Miskatonic University Press

Butter and Egg Man

(You may have arrived here from Twists, Slugs and Roscoes: A Glossary of Hardboiled Slang, where “butter and egg man” is mentioned.)

Ken Yousten (kyousten@bev.net) sent me this passage from Texas Guinan: Queen of the Night Clubs, by Louise Berliner.

The El Fey Club, a hotbed for news and excitement. Even if the shows were the same every night, the audiences never were, nor the spontaneous entertainment. One night a man with a slow midwestern drawl came in and cheerfully began dispensing fifty-dollar bills to all the dancers. He bought everyone in the house a drink and made no fuss when he got the bill. Thrilled by this rare phenomenon, Tex decided that her guest needed a proper introduction. Leading the dandy to the center of the dance floor, at this time the size of a small white envelope, she signaled for a distinguished drum roll and said,

“Folks, here’s a live one, a buyer, a good guy, a sport of the old school, encourage him.”

There was applause and cries of:

“Who is he?”

“What’s your name?” asked Tex.

“Nix on the name,” said the unknown.

“What’s your racket, then?” queried the hostess.

“I’m a big man in dairy produce,” he muttered.

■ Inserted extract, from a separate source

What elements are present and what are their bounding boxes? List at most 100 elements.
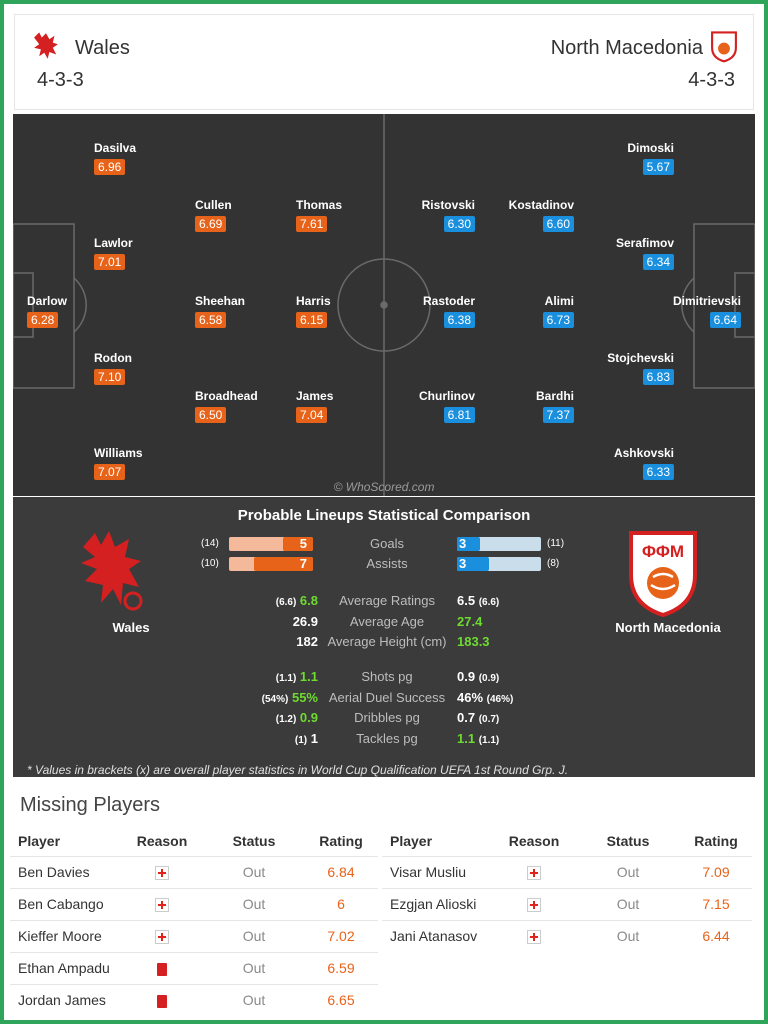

“That’s applesauce to this mob. I’ll send you right in,” and Tex shouted,

“He’s a big butter and egg man.”

Night after night, the big spender came in and ran up large bills. Everyone soon knew him as the big butter-and-egg man, and the expression quickly spread throughout New York. George S. Kaufman immortalized it by making it the title of a Broadway play about a rich midwestern sucker so free with his money that some smart Easterners take him for a ride.